Pork-stuffed steamed tofu is a traditional Hakka dish that has many variants. Hakka means "guest family" and the Hakka people migrated from northern to southern China. In the north, wheat is the staple grain, and steamed buns made from wheat flour are popular. In southern China, the wheat to make buns was not available, so tofu was used as a substitute to recreate the meat-filled steamed buns of northern China. This recipe is not complicated, if you can do it well, then it will be a delicious and beautiful dish, it looks like a snack, but it will actually appear as a dish on your lunch or dinner table.Some variations of this dish use salted fish or fish sauce, others use shrimp and pork. The Guangxi version is noted for use of Chinese chives. You can purchase fried tofu cubes, or you can make them yourself by cutting firm tofu into cubes, deep-frying the cubes in oil till golden on the outside, then submersing them in cool water for two hours, until the cubes puff up. To make this recipe, we first hollow out the soft inside of the fried tofu cubes. This soft tofu is minced and mixed in with the pork stuffing. After mixing the pork with other ingredients and seasonings, gently stuff the hollow tofu cubes with the meat filling, then steam them. After cooking, you will get a delicious tofu stuffed with savory minced pork.

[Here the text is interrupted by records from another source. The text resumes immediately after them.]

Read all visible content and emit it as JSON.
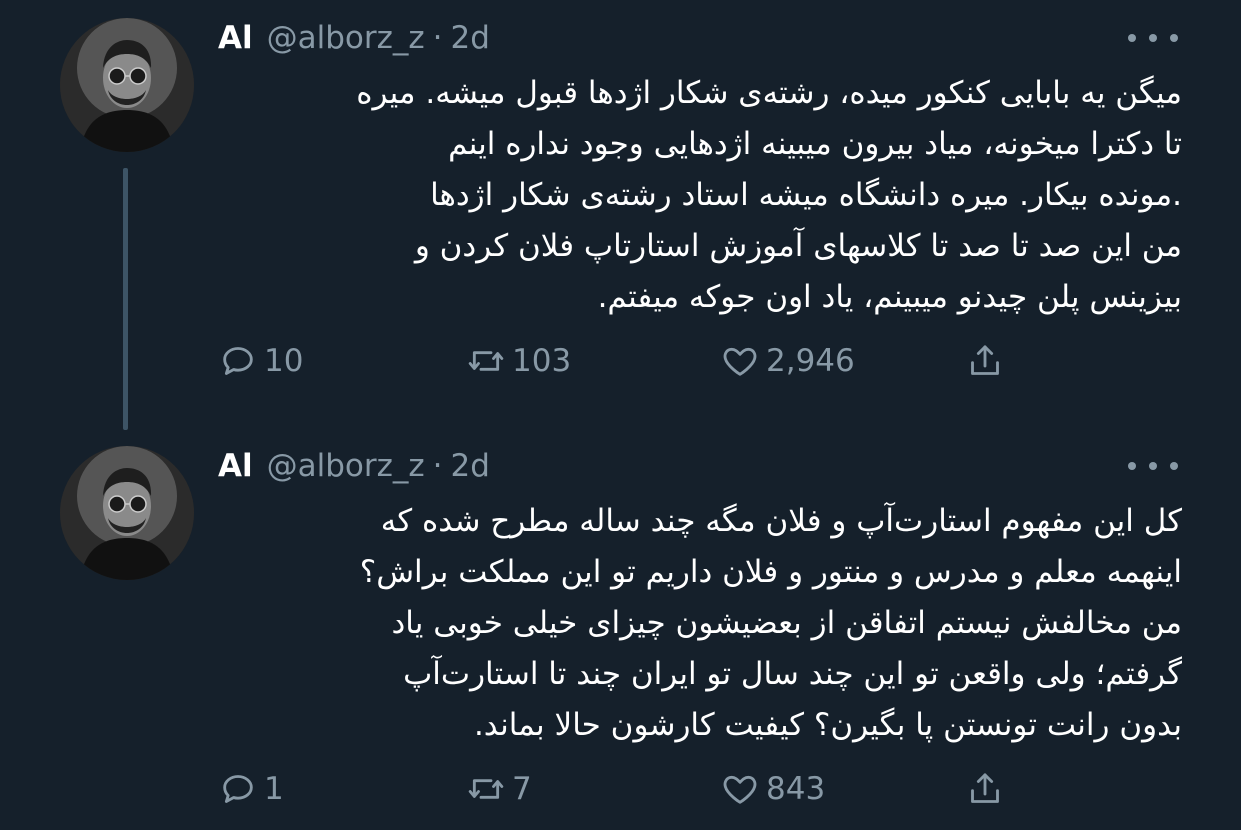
{
  "tweets": [
    {
      "name": "Al",
      "handle": "@alborz_z",
      "separator": "·",
      "time": "2d",
      "body_lines": [
        "میگن یه بابایی کنکور میده، رشته‌ی شکار اژدها قبول میشه. میره",
        "تا دکترا میخونه، میاد بیرون میبینه اژدهایی وجود نداره اینم",
        ".مونده بیکار. میره دانشگاه میشه استاد رشته‌ی شکار اژدها",
        "من این صد تا صد تا کلاسهای آموزش استارتاپ فلان کردن و",
        "بیزینس پلن چیدنو میبینم، یاد اون جوکه میفتم."
      ],
      "replies": "10",
      "retweets": "103",
      "likes": "2,946"
    },
    {
      "name": "Al",
      "handle": "@alborz_z",
      "separator": "·",
      "time": "2d",
      "body_lines": [
        "کل این مفهوم استارت‌آپ و فلان مگه چند ساله مطرح شده که",
        "اینهمه معلم و مدرس و منتور و فلان داریم تو این مملکت براش؟",
        "من مخالفش نیستم اتفاقن از بعضیشون چیزای خیلی خوبی یاد",
        "گرفتم؛ ولی واقعن تو این چند سال تو ایران چند تا استارت‌آپ",
        "بدون رانت تونستن پا بگیرن؟ کیفیت کارشون حالا بماند."
      ],
      "replies": "1",
      "retweets": "7",
      "likes": "843"
    }
  ],
  "icons": {
    "reply": "reply-icon",
    "retweet": "retweet-icon",
    "like": "heart-icon",
    "share": "share-icon",
    "more": "more-icon"
  },
  "colors": {
    "background": "#15202b",
    "text": "#ffffff",
    "muted": "#8899a6",
    "thread_line": "#3d5466"
  }
}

Chop the pork and ginger and put them together. Remove the roots of the mushrooms and chop them. Peel and chop the carrot. Remove the top of the fried tofu and take out most of the white part in the middle. Chop the soft tofu and put it together with the carrots and mushrooms.

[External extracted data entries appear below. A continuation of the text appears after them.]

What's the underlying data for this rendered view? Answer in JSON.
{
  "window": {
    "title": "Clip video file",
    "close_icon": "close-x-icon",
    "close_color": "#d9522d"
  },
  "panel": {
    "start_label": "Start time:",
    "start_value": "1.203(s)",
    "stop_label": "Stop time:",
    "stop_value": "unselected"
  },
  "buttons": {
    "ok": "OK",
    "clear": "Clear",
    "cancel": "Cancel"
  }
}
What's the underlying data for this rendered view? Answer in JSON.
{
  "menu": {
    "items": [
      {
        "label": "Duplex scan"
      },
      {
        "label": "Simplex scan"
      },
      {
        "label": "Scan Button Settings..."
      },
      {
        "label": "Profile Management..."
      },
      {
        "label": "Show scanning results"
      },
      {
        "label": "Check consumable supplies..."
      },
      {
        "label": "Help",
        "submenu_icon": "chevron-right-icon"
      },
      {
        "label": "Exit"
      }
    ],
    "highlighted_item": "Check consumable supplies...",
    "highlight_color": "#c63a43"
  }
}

Add 2ml (>½ tsp) salt to the minced pork, stir until it becomes sticky, then add 10ml light soy sauce, 2ml (>½ tsp) dark soy sauce, 2ml (>½ tsp) white pepper powder, and 5ml (1 tsp) oyster sauce. Stir the ingredients in one direction, consistently, until well mixed.
150 g Pork, 2 ml Salt, 10 ml Light soy sauce, 2 ml Dark soy sauce, 5 ml Oyster sauce, 2 ml White pepper, 3 g Ginger
Add carrots, mushrooms, chopped tofu, and 5ml (1 tsp) sesame oil. Stir well, stirring in the same direction as the previous step, until well mixed.
40 g Carrot, 3 Shiitake Mushrooms, 5 ml Sesame oil
Use a spoon to fill the tofu with the meat filling.
90 g Fried tofu cubes
Add water to a steamer, bring the water to a boil and add the tofu. Cover the steamer with a lid. Steam over medium heat for 15 minutes.
Finally, take the tofu out of the steamer and sprinkle some chopped green onions on it. Transfer to a plate and serve.
Notes
The stirring in steps 3 and 4 should be done in one direction, which makes the meat filling become sticky faster.
1 teaspoon = 5 ml. 1/2 teaspoon = 2.5 ml. 2 ml is slightly less than 1/2 tsp, and 3 ml is a rounded 1/2 teaspoon.